O discurso de Lara Li, claramente de extrema-direita, polvilhado embora por declarações contraditórias, pôs em risco a publicação da entrevista num jornal de forte influência socialista, para mais numa altura em que as clivagens políticas entre esquerda e direita, progresso e reacção eram ainda acentuadas. Valeu, lembro-me bem, o espírito aberto do jornalista João Gomes, director do título, que me autorizou a publicar o texto, perante a indignação de alguns radicais.

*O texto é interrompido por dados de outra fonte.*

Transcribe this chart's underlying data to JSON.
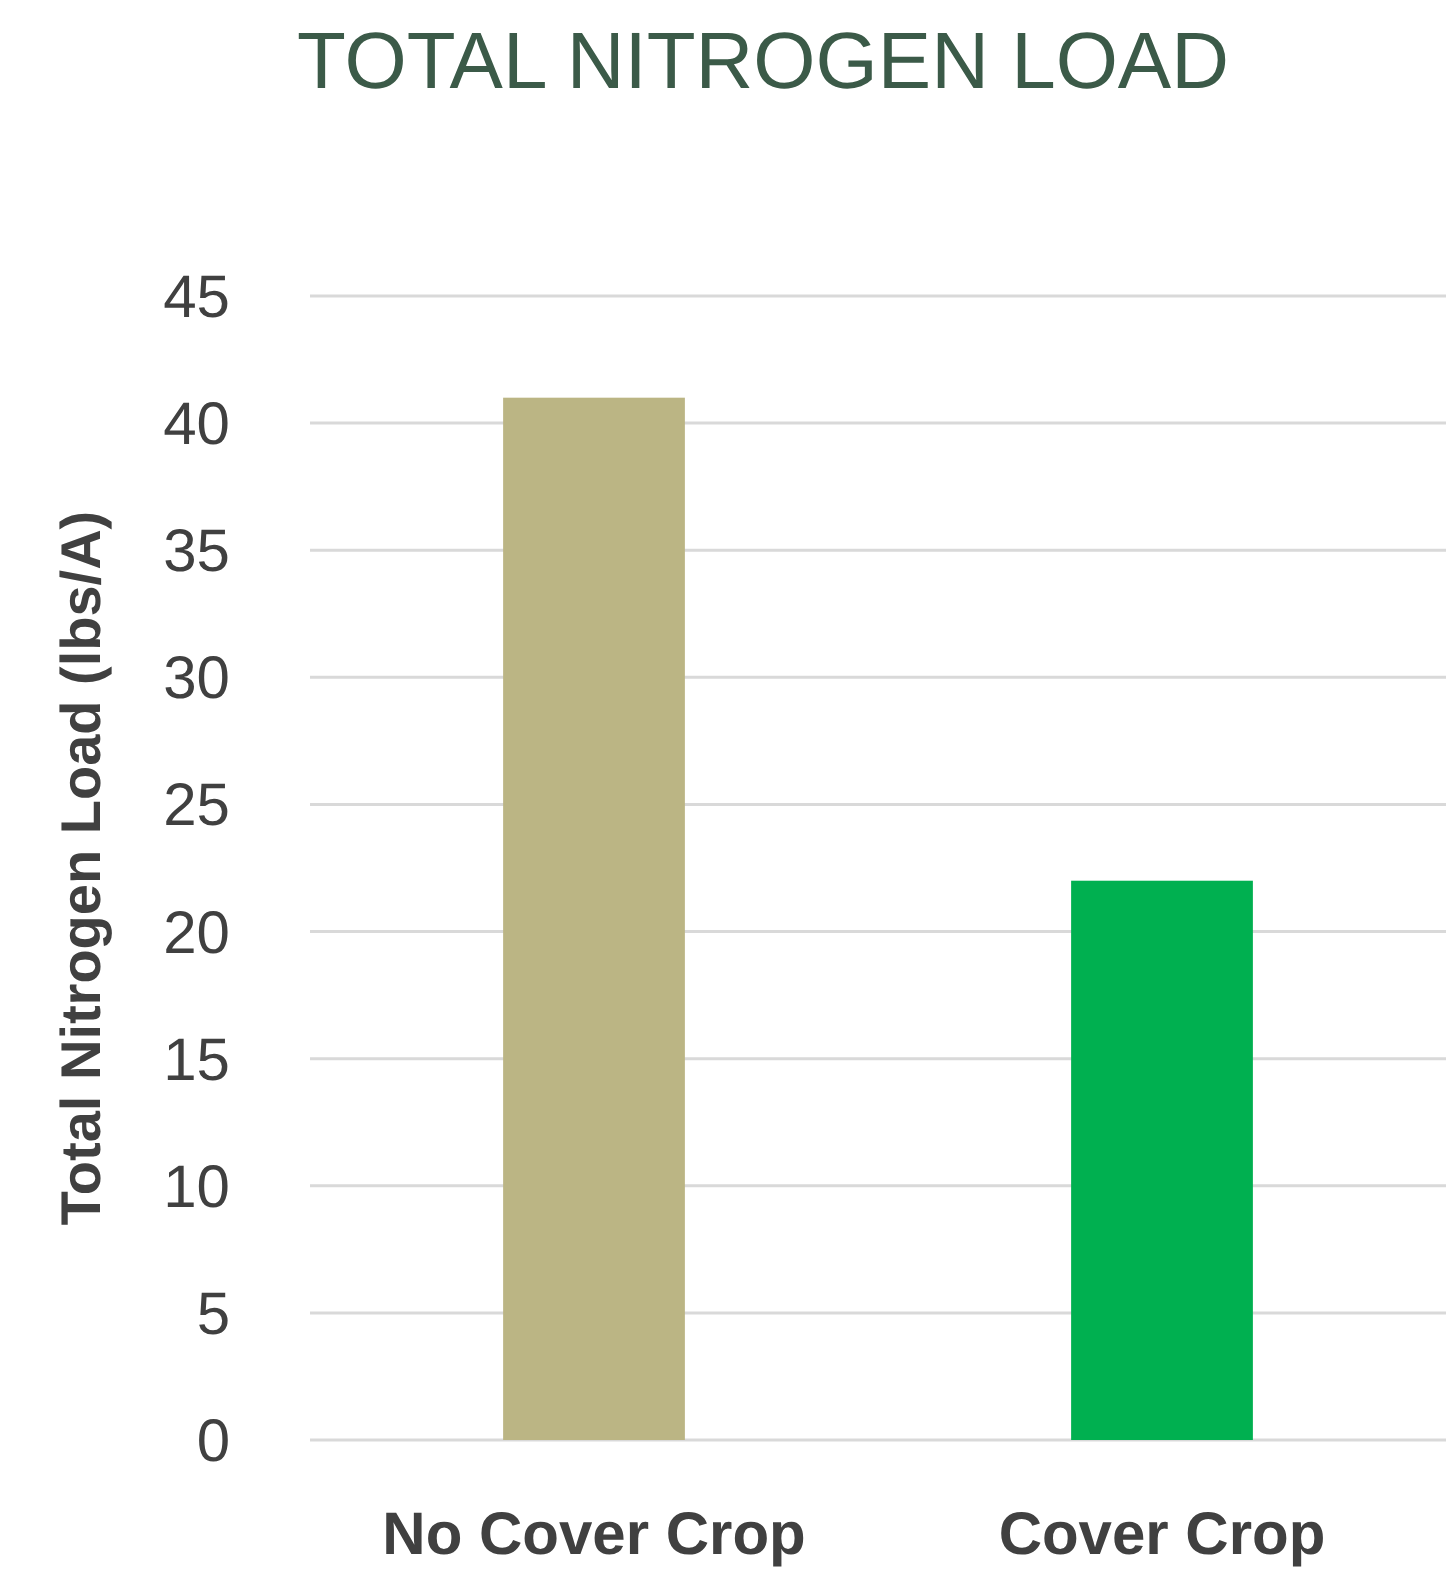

Ilídia Maria, Lara Li, regressara de Moçambique em 1975, na queda do império, e aos 21 anos tinha a postura típica do retornado que, deixando para trás anos de esforço e privações, tudo perdera sem entender porquê. Teve a sorte da coragem da mãe, que foi à luta e conseguiu convencer a Valentim de Carvalho, e a poderosa arrogância de Lisboa, do talento da filha.
Como seu admirador, lamentei o posterior afastamento da ribalta e o esquecimento em que veio a cair o seu fulgor. Mas julguei entendê-los sempre à luz da complexa personalidade de Lara Li e do seu ambíguo poder de sedução – que se impunha com intensidade, que subjugava mesmo, para logo se esbater num enigma de pequenos sinais que pareciam apontar para outras opções pessoais e, pelo que se viu, igualmente de carreira. Já há três décadas aquela mulher dura e sensual se pressentia complicada e diferente.
No pós-25 de Abril, fiz parte do grupo dos que gostavam de se intitular geração do sacrifício – por ter feito a guerra, por ter sido perseguida nas universidades, por não ter podido desfrutar da juventude numa sociedade livre e europeia. Mas passado o delírio ganhei consciência de como cruel havia sido a revolução para todos os que, como a família de Lara Li – e foram muitos milhares que não trouxeram sequer essa flor de esperança –, se viram forçados, pelos ventos da História e pela cegueira da ditadura também, é verdade, a desfazer as suas carreiras e os seus lares, a perder os seus bens, a destroçar as suas vidas. Curvo-me perante a dor daqueles para quem não sobraram cravos.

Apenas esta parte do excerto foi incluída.